It's a sad statistic that a tie which, in its postwar heyday would have attracted around 50,000, drew just 8,042 - 2,660 short of Pompey's biggest gate this season - and even sadder that the majority left the ground buoyant just because Pompey had recorded their fifth win of the season.
It's a far cry from the good old days of 1939, when Pompey beat Wolves in the FA Cup final and went on to win back-to-back championships the following decade before Wolves gained the ascendancy. But then, misty- eyed nostalgia is par for the course when you're a sleeping giant, and they don't come much more gigantic than Wolves, or more somnolent than Portsmouth.
"Sleeping giant" is one of football's more enduring cliches, if only because few ever actually wake up and most have inferiority complexes caused by perennial underachievement. It took a combination of Kenny Dalglish's acumen and Jack Walker's millions to rally Blackburn, and the "Messiah", no less, to rouse New- castle (although one wonders whether Kevin Keegan will have quite such a stirring effect on sleepy Fulham).

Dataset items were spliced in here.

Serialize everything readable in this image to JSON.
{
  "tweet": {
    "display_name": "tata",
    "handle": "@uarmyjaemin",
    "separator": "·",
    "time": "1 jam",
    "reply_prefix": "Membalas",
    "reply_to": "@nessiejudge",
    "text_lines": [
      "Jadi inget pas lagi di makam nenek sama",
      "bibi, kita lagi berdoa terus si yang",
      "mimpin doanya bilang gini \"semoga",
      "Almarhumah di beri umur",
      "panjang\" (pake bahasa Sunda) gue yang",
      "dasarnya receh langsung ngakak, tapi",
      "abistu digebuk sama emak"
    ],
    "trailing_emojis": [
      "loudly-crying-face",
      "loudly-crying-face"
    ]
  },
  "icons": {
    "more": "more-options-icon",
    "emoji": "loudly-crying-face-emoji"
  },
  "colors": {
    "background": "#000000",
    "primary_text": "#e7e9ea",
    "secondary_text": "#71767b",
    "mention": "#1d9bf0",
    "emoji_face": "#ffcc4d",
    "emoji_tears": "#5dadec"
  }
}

It's also a term which is rare beyond English football. True, Torino (the Manchester City of Italian football) and Genoa both fit the bill, languishing as they are in Serie B. But in the Netherlands and Spain, for example, the game has traditionally been dominated by just a few teams and very few Davids have ever seriously challenged the Goliaths. In Scotland, where the championship has left Glasgow just 12 times in 50 years, Dundee are the closest thing to a sleeping giant, if only for the 40,000-plus crowds they drew during their 1963 European run.
In English football, however, sleeping giants are as constant a feature in the game as, er, four divisions, three-up-three-down, and two halves; among them, (in addition to Wolves and Portsmouth) Birmingham, Burnley, Fulham, Huddersfield, Manchester City, Blackpool, Charlton, Preston and, arguably, West Bromwich and Carlisle.
But does a sleeping giant ever cease to be a sleeping giant? Probably not, since the potential and the fan base will always be there; it's the money that's so often lacking, and these days that's a pretty big lack.
It's the reason, for instance, why Birmingham, Wolves, Fulham, and even Charlton and Huddersfield, are now deemed bigger clubs than Portsmouth, whose record transfer fee paid remains pounds 650,000 (for Gerry Creaney), who failed to pay their wage bill last month, and who still have one boot firmly rooted in the past.
To be fair, that's partly due to the restrictions on the redevelopment of Fratton Park, which is the sole option currently open to the club after plans for a new stadium on the city's outskirts were torpedoed by the Department of the Environment, and they couldn't agree a price with the owners of the only other possible site, a nearby vacant goods yard. But they've made the best of a bad job: the capacity is up around 17,000 and at least it looks like a football ground again with the completed stand at the Fratton End and the north terrace covered. But the Milton End is a redevelopment non-starter since it backs on to houses, while the South Stand hasn't changed much since 1926.
Of course, the Terry Venables saga has muddied the waters. The promised potential investors - and El Tel's appearances at the training ground, allegedly - have been as rare as league points, while the World Cup qualification campaign has shorn the team of its numerous Australians, and wannabe Jamaicans, Paul Hall and Fitzroy Simpson.
However, the malaise at Portsmouth is no recent phenomenon. Call it perennial underachievement, call it what you will - it's been the same old story ever since my dad took me to my first ever game in 1976, in which Pompey were looking for their first home League win (and this was in January). They got it, but were relegated to the old Third Division in May, and slipped down to the Fourth two years later.
By 1983 they were back in the Second Division, and even hit the heights in 1987, but the flirtation lasted just one season. In short, it seems - and this probably hurts for a club with strong naval associations - that when the waters get choppy, Pompey simply haven't got the sea legs.
Having said that, at least they have come closer to glory than any of the aforementioned sleeping giants, namely when Jim Smith steered a side containing the likes of John Beresford and a prodigy called Darren Anderton to within a John Barnes free-kick of the 1992 FA Cup final. But the heart of that team was ripped out and sold on, and it was back to the status quo.
Never mind status quo; it now appears that Pompey's future could rest on the persuasive powers of Brian Howe of Bad Company fame, an exiled Portsmouthian who's trying to encourage an American millionaire to invest in the club.
But it's still pie in the sky, and the proposition is hardly an attractive one. Twenty-five years ago, the then chairman John Deacon talked about restoring the club to its rightful place among the elite. But as sleeping giants know only too well, no club has that divine right any more, and in Pompey's case it's First Division safety that's the goal. The cry must surely be not play up Pompey, but wake up Pompey.